Lula foi além da crítica técnica: sua fala assumiu contornos quase fundacionais, sugerindo que os Brics não apenas representam um polo alternativo, mas uma espécie de refundação moral da ordem internacional. “Os Brics são nosso plano de futuro”, afirmou, em uma tentativa explícita de reconfigurar o campo de legitimidade global. 

‘Essa inflexão discursiva busca não apenas reposicionar o Brasil, mas inscrevê-lo como um dos principais arquitetos da nova governança global centrada no Sul Global’

Essa inflexão discursiva marca uma transição simbólica relevante: da denúncia à proposição, do ressentimento pós-colonial à autodeclaração de protagonismo normativo. Trata-se de uma estratégia ambiciosa, que busca não apenas reposicionar o Brasil, mas inscrevê-lo como um dos principais arquitetos da nova governança global centrada no Sul Global, na multipolaridade e na justiça redistributiva, ambiental, econômica e política.

Contudo, o gesto carrega tensões estruturais que não podem ser ignoradas.

Em primeiro lugar, o próprio conceito de “ordem internacional alternativa” permanece vago e, por vezes, contraditório. Ao mesmo tempo em que o discurso de Lula condena o uso seletivo das normas internacionais pelas potências ocidentais, pouco se diz sobre os limites e contradições internas do bloco dos Brics, onde convivem regimes autoritários, interesses estratégicos conflitantes e visões de mundo divergentes. 

Além disso, a proposta de uma governança verde e inclusiva colide com as trajetórias de desenvolvimento intensivo em carbono de diversos membros do grupo, bem como com a ausência de mecanismos institucionais robustos que sustentem as ambições declaradas.

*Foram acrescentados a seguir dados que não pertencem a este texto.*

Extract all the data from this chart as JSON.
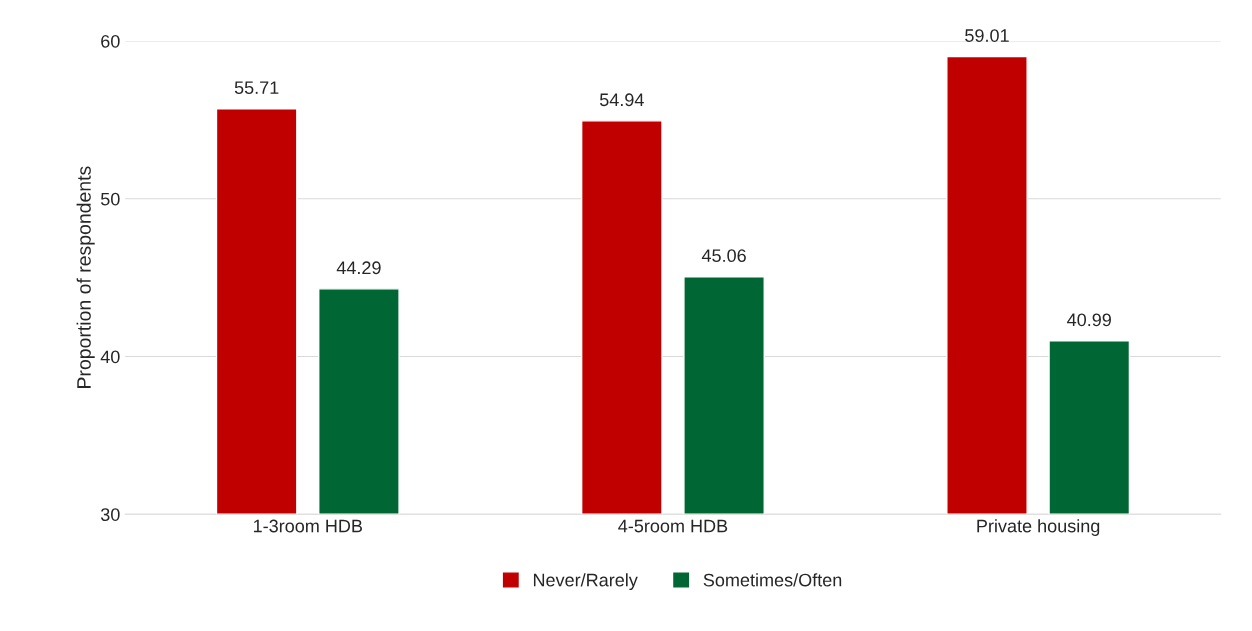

‘A retórica de justiça global frequentemente escorrega para uma gramática de antagonismos morais, entre Norte e Sul, que, embora mobilizadora, tende a obscurecer os matizes da diplomacia real’

Em segundo lugar, a retórica de justiça global frequentemente escorrega para uma gramática de antagonismos morais, entre Norte e Sul, entre opressores e oprimidos, entre civilização e colonialismo, que, embora mobilizadora, tende a obscurecer os matizes da diplomacia real. 

Essa abordagem pode gerar ganhos simbólicos junto a audiências específicas, sobretudo no âmbito do Sul Global e de setores progressistas da opinião pública internacional. No entanto, ela também fragiliza a capacidade de construção de pontes, dilui a coerência dos princípios universais defendidos e limita a eficácia do Brasil como interlocutor de múltiplas partes.

Ao transformar os Brics em palco de uma denúncia existencial contra a ordem vigente, Lula oferece ao mundo um projeto simultaneamente sedutor e impreciso. O desafio, agora, é transformar essa retórica em propostas tangíveis, articuladas com os mecanismos reais de governança, e sustentadas por coerência interna e responsabilidade internacional. 

O risco, caso contrário, é que o Brasil reforce sua imagem como potência discursiva, mas incapaz de converter prestígio simbólico em influência efetiva, algo que, ironicamente, reproduz os dilemas do multilateralismo que tanto se pretende superar.

‘A diplomacia, para ser eficaz, exige clareza de propósitos, mas também prudência nos meios e sensibilidade às implicações simbólicas das palavras’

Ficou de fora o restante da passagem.